Une nouvelle série d'Adam Moss, l'auteur deL'œuvre d'art : comment quelque chose vient de rien, présentant les évolutions des œuvres de Stephen Sondheim, Louise Gluck, Kara Walker, Moses Sumney, George Saunders, Sofia Coppola et bien d'autres. Chaque épisode décortiquera le making-of d'un spectacle, d'un roman, d'un tableau, d'une chanson ou d'une autre œuvre à travers des conversations avec des artistes et leurs artefacts.

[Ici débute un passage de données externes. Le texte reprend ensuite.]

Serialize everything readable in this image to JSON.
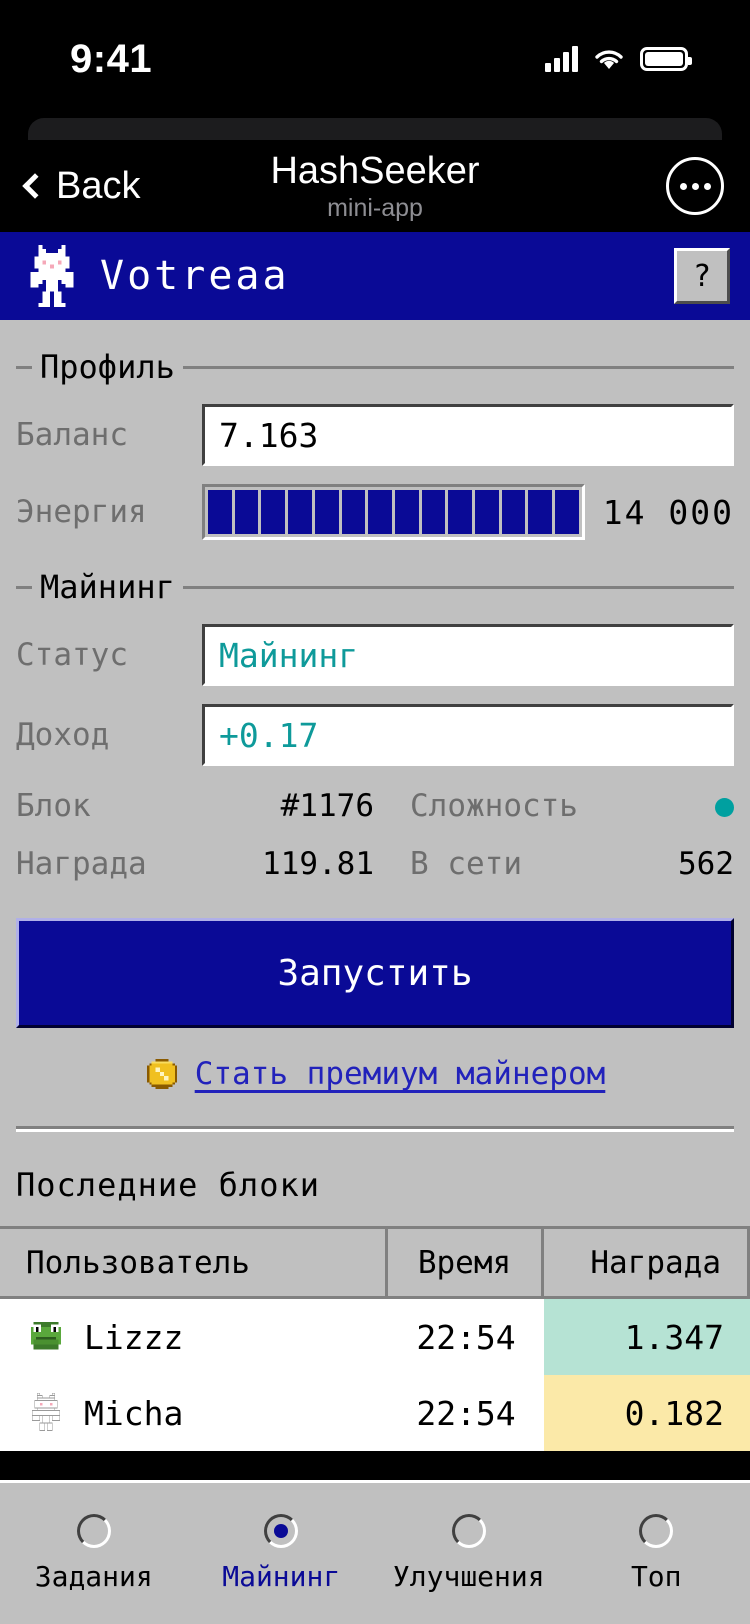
{
  "status_bar": {
    "time": "9:41",
    "signal_icon": "signal-bars-icon",
    "wifi_icon": "wifi-icon",
    "battery_icon": "battery-icon"
  },
  "telegram_nav": {
    "back_label": "Back",
    "back_icon": "chevron-left-icon",
    "title": "HashSeeker",
    "subtitle": "mini-app",
    "more_icon": "more-dots-icon"
  },
  "app_titlebar": {
    "avatar_icon": "pixel-cat-icon",
    "username": "Votreaa",
    "help_label": "?",
    "accent_blue": "#0a0a96"
  },
  "profile": {
    "legend": "Профиль",
    "balance_label": "Баланс",
    "balance_value": "7.163",
    "energy_label": "Энергия",
    "energy_value": "14 000",
    "energy_segments_total": 14,
    "energy_segments_filled": 14
  },
  "mining": {
    "legend": "Майнинг",
    "status_label": "Статус",
    "status_value": "Майнинг",
    "income_label": "Доход",
    "income_value": "+0.17",
    "block_label": "Блок",
    "block_value": "#1176",
    "difficulty_label": "Сложность",
    "difficulty_indicator": "teal-status-dot",
    "reward_label": "Награда",
    "reward_value": "119.81",
    "online_label": "В сети",
    "online_value": "562",
    "start_button": "Запустить",
    "teal_color": "#00a0a0"
  },
  "premium": {
    "icon": "gold-coin-icon",
    "label": "Стать премиум майнером",
    "link_color": "#2222bb"
  },
  "recent_blocks": {
    "title": "Последние блоки",
    "columns": [
      "Пользователь",
      "Время",
      "Награда"
    ],
    "rows": [
      {
        "avatar_icon": "pepe-frog-avatar",
        "user": "Lizzz",
        "time": "22:54",
        "reward": "1.347",
        "reward_bg": "#b6e3d4"
      },
      {
        "avatar_icon": "white-cat-avatar",
        "user": "Micha",
        "time": "22:54",
        "reward": "0.182",
        "reward_bg": "#fbe9a8"
      }
    ]
  },
  "bottom_nav": {
    "items": [
      {
        "label": "Задания",
        "active": false
      },
      {
        "label": "Майнинг",
        "active": true
      },
      {
        "label": "Улучшения",
        "active": false
      },
      {
        "label": "Топ",
        "active": false
      }
    ]
  }
}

Il y a plusieurs années, à la demande de l'acteur Gavin Creel (qui avait également exhorté McDonald à jouer le rôle), McDonald a approché Wolfe et lui a demandé s'il était intéressé à la diriger dansGitan.Ils avaient déjà travaillé ensemble dans la sérieMélangeret plus tard le filmRustin.McDonald était à l'aise avec Wolfe. Mais n’importe qui aurait pensé qu’il était le réalisateur de rêve pour le projet. Il a récemment été réalisateur (en plus du 2023Rustin,il a également dirigéLackawanna BluesetLe fond noir de Ma Rainey), mais pendant la majeure partie de sa carrière, il fut un colosse du théâtre, gagnant lui-même de cinq Tony Awards. C'est l'écrivain deLe musée coloréet le directeur des comédies musicalesLa dernière confiture de Jelly(qu'il a également écrit),Apportez 'da Noise, Apportez 'da Funk,etCaroline ou le changement; de pièces contemporaines commeLes anges en AmériqueetMeilleur chien/Un outsider; et des classiques commeL'homme des glaces arrive— la liste est longue. Pendant un certain temps, il dirigea le Théâtre Public ; en 2024, il a reçu un Lifetime Achievement Award des Tonys.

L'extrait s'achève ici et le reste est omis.